For general natural language understanding, it is still a fantastic research challenge. If general-purpose language understanding is a box shape, I’d think the current state of the art is shaped like the letter “T.” The modern search engine such as Google or Bing is broad but not very deep. There are many excellent domain-specific conversational bots that are deep, such as Microsoft’s AI-based Customer Support Agent that can answer deep technical questions. However, the domain coverage is not as broad as the web search engine. DeepMind’s AlphaGo is deep but narrow in the same sense if you compare it with the web search engine.

What do you think the next immediate computing paradigm shift will be?

AI is going to play a very important role in amplifying all vertical services.

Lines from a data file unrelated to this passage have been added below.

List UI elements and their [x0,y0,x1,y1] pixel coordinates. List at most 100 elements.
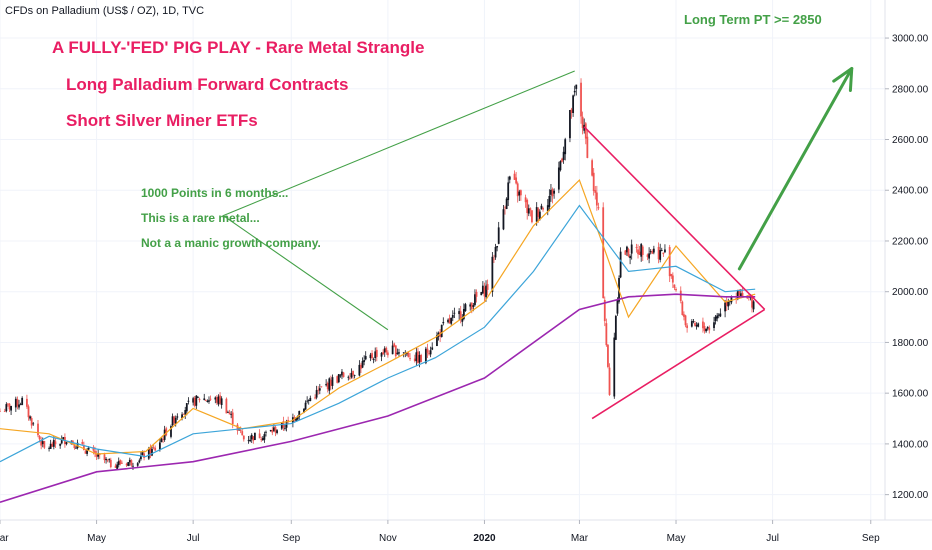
candle-body [485,285,487,298]
candle-body [185,403,188,412]
candle-body [160,438,163,443]
candle-body [128,459,131,463]
candle-body [730,296,733,303]
candle-body [198,398,201,401]
candle-body [73,443,76,449]
candle-body [5,404,8,412]
candle-body [162,438,164,440]
candle-body [52,440,55,447]
candle-body [659,250,662,260]
candle-body [326,382,329,390]
y-tick-label: 3000.00 [892,34,929,45]
candle-body [306,400,309,402]
candle-body [426,348,429,353]
candle-body [580,82,582,117]
candle-body [92,447,95,451]
candle-body [440,324,443,337]
candle-body [516,183,519,197]
candle-body [108,458,111,460]
candle-body [738,289,741,296]
candle-body [595,192,598,206]
candle-body [649,251,652,253]
candle-body [692,321,695,322]
candle-body [81,442,84,444]
candle-body [231,412,234,424]
time-axis[interactable]: Mar May Jul Sep Nov 2020 Mar May Jul Sep [0,520,880,544]
candle-body [119,460,122,465]
candle-body [472,305,475,307]
candle-body [605,323,608,346]
candle-body [531,210,533,223]
candle-body [196,397,199,398]
candle-body [182,413,185,415]
candle-body [736,289,739,300]
candle-body [629,256,632,259]
green-line-2-line [223,70,575,217]
x-tick-label: Jul [766,533,779,544]
candle-body [603,300,606,322]
moving-averages [0,179,756,503]
candle-body [147,448,150,459]
candle-body [38,436,41,440]
candle-body [546,205,549,212]
candle-body [740,293,742,298]
candle-body [341,371,343,376]
candle-body [136,463,139,466]
candle-body [298,411,301,417]
price-axis[interactable]: 1200.00 1400.00 1600.00 1800.00 2000.00 2200.… [885,34,929,502]
candle-body [149,446,152,455]
candle-body [239,429,242,431]
candle-body [271,429,274,433]
x-tick-label: Sep [862,533,880,544]
candle-body [652,248,655,253]
x-tick-label: Jul [187,533,200,544]
candle-body [535,207,538,222]
candle-body [431,347,434,350]
candle-body [686,325,689,328]
green-line-1-line [222,215,389,331]
candle-body [170,426,172,437]
candle-body [524,197,527,203]
candle-body [616,300,619,314]
candle-body [187,400,190,402]
candle-body [253,432,256,441]
candle-body [284,427,286,429]
trend-drawings [222,66,854,420]
candle-body [651,251,654,254]
candle-body [117,461,120,466]
candle-body [287,420,290,422]
candle-body [247,440,250,442]
x-tick-label: 2020 [473,533,496,544]
candle-body [670,273,673,277]
candle-body [561,158,563,162]
candle-body [265,431,267,433]
candle-body [480,292,483,296]
candle-body [486,284,489,290]
candle-body [95,453,98,457]
candle-body [519,190,522,196]
candle-body [121,462,123,464]
candle-body [342,372,345,378]
candle-body [48,448,50,449]
candle-body [635,247,638,248]
candle-body [592,172,595,192]
candle-body [461,317,464,322]
y-tick-label: 1200.00 [892,490,929,501]
candle-body [470,302,473,310]
candle-body [329,379,332,386]
note-line-1: 1000 Points in 6 months... [141,186,289,200]
candle-body [18,404,20,408]
candle-body [75,447,77,449]
y-tick-label: 2400.00 [892,186,929,197]
candle-body [385,347,388,353]
candle-body [703,326,706,331]
x-tick-label: Mar [571,533,589,544]
candle-body [114,465,117,468]
candle-body [206,400,209,403]
candle-body [339,375,342,377]
x-tick-label: May [87,533,106,544]
candle-body [230,414,233,416]
candle-body [29,416,31,419]
y-tick-label: 2800.00 [892,84,929,95]
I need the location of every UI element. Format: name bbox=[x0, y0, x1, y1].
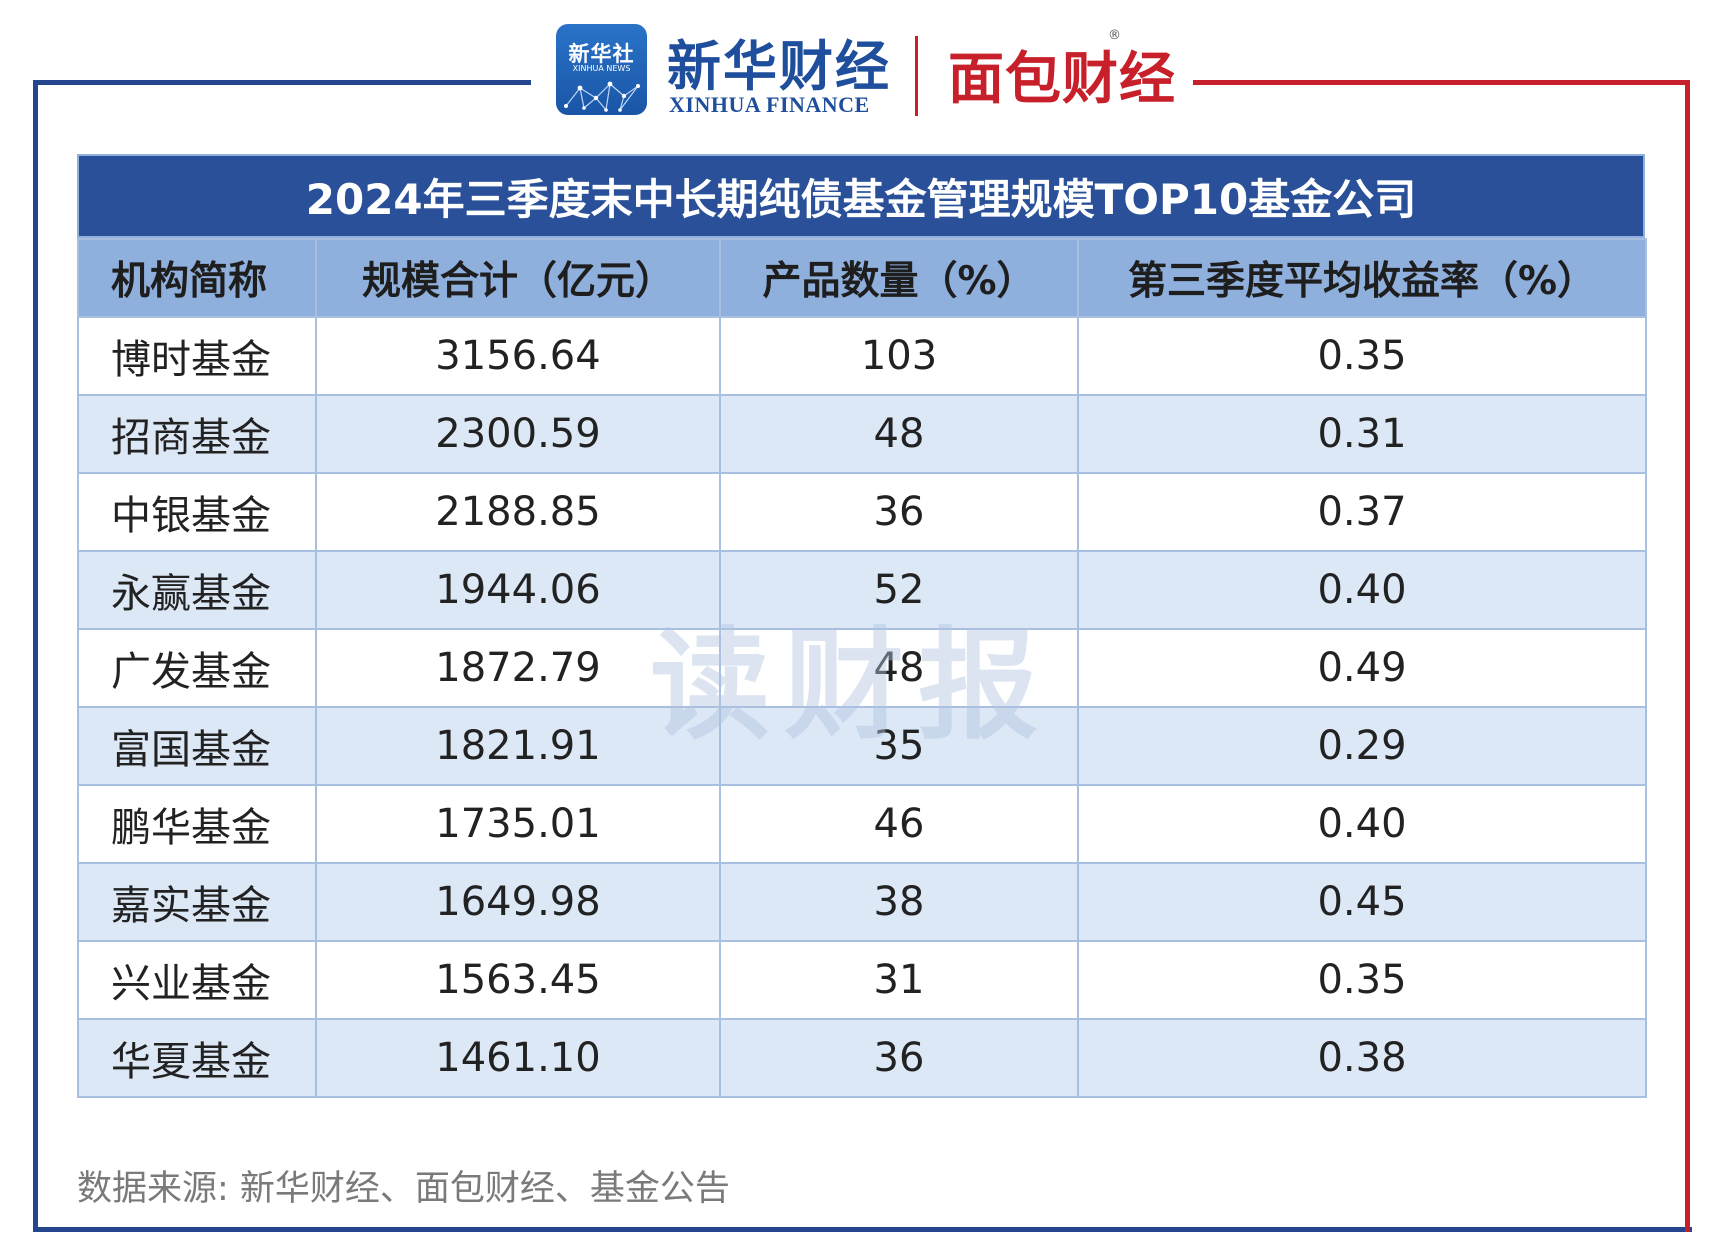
table-row: 博时基金 3156.64 103 0.35 bbox=[77, 316, 1647, 396]
header-row: 机构简称 规模合计（亿元） 产品数量（%） 第三季度平均收益率（%） bbox=[77, 238, 1647, 318]
registered-mark: ® bbox=[1108, 28, 1121, 43]
product-count-cell: 36 bbox=[719, 472, 1079, 552]
column-header-scale: 规模合计（亿元） bbox=[315, 238, 721, 318]
table-row: 广发基金 1872.79 48 0.49 bbox=[77, 628, 1647, 708]
xinhua-finance-en: XINHUA FINANCE bbox=[669, 92, 870, 117]
avg-return-cell: 0.40 bbox=[1077, 784, 1647, 864]
table-title: 2024年三季度末中长期纯债基金管理规模TOP10基金公司 bbox=[77, 154, 1645, 238]
avg-return-cell: 0.35 bbox=[1077, 316, 1647, 396]
scale-cell: 1872.79 bbox=[315, 628, 721, 708]
network-icon bbox=[564, 81, 640, 112]
table-row: 鹏华基金 1735.01 46 0.40 bbox=[77, 784, 1647, 864]
xinhua-badge-subtitle: XINHUA NEWS bbox=[572, 64, 631, 73]
product-count-cell: 36 bbox=[719, 1018, 1079, 1098]
scale-cell: 1649.98 bbox=[315, 862, 721, 942]
avg-return-cell: 0.40 bbox=[1077, 550, 1647, 630]
product-count-cell: 35 bbox=[719, 706, 1079, 786]
product-count-cell: 52 bbox=[719, 550, 1079, 630]
institution-cell: 中银基金 bbox=[77, 472, 317, 552]
table-row: 兴业基金 1563.45 31 0.35 bbox=[77, 940, 1647, 1020]
fund-table: 机构简称 规模合计（亿元） 产品数量（%） 第三季度平均收益率（%） 博时基金 3… bbox=[77, 238, 1647, 1098]
table-row: 中银基金 2188.85 36 0.37 bbox=[77, 472, 1647, 552]
xinhua-finance-cn: 新华财经 bbox=[667, 34, 891, 98]
column-header-avg-return: 第三季度平均收益率（%） bbox=[1077, 238, 1647, 318]
avg-return-cell: 0.35 bbox=[1077, 940, 1647, 1020]
avg-return-cell: 0.45 bbox=[1077, 862, 1647, 942]
scale-cell: 1563.45 bbox=[315, 940, 721, 1020]
column-header-institution: 机构简称 bbox=[77, 238, 317, 318]
product-count-cell: 103 bbox=[719, 316, 1079, 396]
table-row: 嘉实基金 1649.98 38 0.45 bbox=[77, 862, 1647, 942]
scale-cell: 3156.64 bbox=[315, 316, 721, 396]
frame-bottom-line bbox=[33, 1227, 1692, 1232]
institution-cell: 博时基金 bbox=[77, 316, 317, 396]
scale-cell: 1735.01 bbox=[315, 784, 721, 864]
frame-right-line bbox=[1685, 80, 1690, 1232]
scale-cell: 1944.06 bbox=[315, 550, 721, 630]
xinhua-news-logo: 新华社 XINHUA NEWS bbox=[556, 24, 647, 115]
table-body: 博时基金 3156.64 103 0.35 招商基金 2300.59 48 0.31 中银基金 2… bbox=[77, 316, 1647, 1098]
logo-divider bbox=[915, 36, 918, 116]
scale-cell: 1461.10 bbox=[315, 1018, 721, 1098]
scale-cell: 2300.59 bbox=[315, 394, 721, 474]
table-row: 永赢基金 1944.06 52 0.40 bbox=[77, 550, 1647, 630]
avg-return-cell: 0.31 bbox=[1077, 394, 1647, 474]
institution-cell: 兴业基金 bbox=[77, 940, 317, 1020]
institution-cell: 招商基金 bbox=[77, 394, 317, 474]
institution-cell: 嘉实基金 bbox=[77, 862, 317, 942]
frame-left-line bbox=[33, 80, 38, 1232]
xinhua-badge-title: 新华社 bbox=[568, 42, 635, 66]
product-count-cell: 46 bbox=[719, 784, 1079, 864]
frame-top-left-line bbox=[33, 80, 531, 85]
data-source-note: 数据来源: 新华财经、面包财经、基金公告 bbox=[77, 1169, 730, 1209]
product-count-cell: 38 bbox=[719, 862, 1079, 942]
product-count-cell: 48 bbox=[719, 394, 1079, 474]
xinhua-finance-logo: 新华财经 XINHUA FINANCE bbox=[667, 22, 889, 117]
table-row: 招商基金 2300.59 48 0.31 bbox=[77, 394, 1647, 474]
table-row: 华夏基金 1461.10 36 0.38 bbox=[77, 1018, 1647, 1098]
institution-cell: 鹏华基金 bbox=[77, 784, 317, 864]
institution-cell: 富国基金 bbox=[77, 706, 317, 786]
avg-return-cell: 0.29 bbox=[1077, 706, 1647, 786]
frame-top-right-line bbox=[1193, 80, 1690, 85]
table-row: 富国基金 1821.91 35 0.29 bbox=[77, 706, 1647, 786]
product-count-cell: 48 bbox=[719, 628, 1079, 708]
avg-return-cell: 0.38 bbox=[1077, 1018, 1647, 1098]
data-table-container: 2024年三季度末中长期纯债基金管理规模TOP10基金公司 机构简称 规模合计（… bbox=[77, 154, 1647, 1098]
institution-cell: 广发基金 bbox=[77, 628, 317, 708]
institution-cell: 永赢基金 bbox=[77, 550, 317, 630]
scale-cell: 1821.91 bbox=[315, 706, 721, 786]
scale-cell: 2188.85 bbox=[315, 472, 721, 552]
mianbao-finance-logo: 面包财经 bbox=[948, 47, 1176, 112]
column-header-product-count: 产品数量（%） bbox=[719, 238, 1079, 318]
institution-cell: 华夏基金 bbox=[77, 1018, 317, 1098]
avg-return-cell: 0.49 bbox=[1077, 628, 1647, 708]
product-count-cell: 31 bbox=[719, 940, 1079, 1020]
avg-return-cell: 0.37 bbox=[1077, 472, 1647, 552]
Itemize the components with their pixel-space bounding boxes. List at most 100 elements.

Breakthroughs in perception areas such as computer speech and computer vision will happen before breakthroughs in cognition such as reasoning and knowledge acquisition. Speech and vision technologies will enable natural multimodal interaction to provide differentiated values by taking deep advantage of personal data and knowledge.

We recently introduced Project Prague. The difference between our new gesture engine vs. others is we moved away from template-based gesture recognition. With the introduction of our new gesture dictionary defined by finger position and movement, Project Prague created a similar paradigm shift to that of speech recognition, which moved away from the word-template approach to phoneme-based dictionary framework that offers unparalleled flexibility to deal with new words or new gesture pattern. I think microphone + camera will finally free people from being tethered to computing devices, which will enable the next immediate wave of ambient computing revolution.

Xuedong Huang is a Microsoft Technical Fellow in AI and Research and is the company’s Chief Speech Scientist. As the head of Microsoft’s spoken language initiatives, he played an instrumental role in developing many high-profile speech products including Cortana, Microsoft Translator, Microsoft Cognitive Services and Cognitive Toolkit (CNTK), and other AI technologies used in Microsoft Office, Windows and Azure.

His honors include being selected as Asian American Engineer of the Year (2011) and Wired's “Next List 2016: 25 Geniuses Who Are Creating the Future of Business.” Huang holds over 100 patents and has published more than 100 scientific papers and two books. In 2016 he was named an ACM Fellow for contributions to spoken language processing.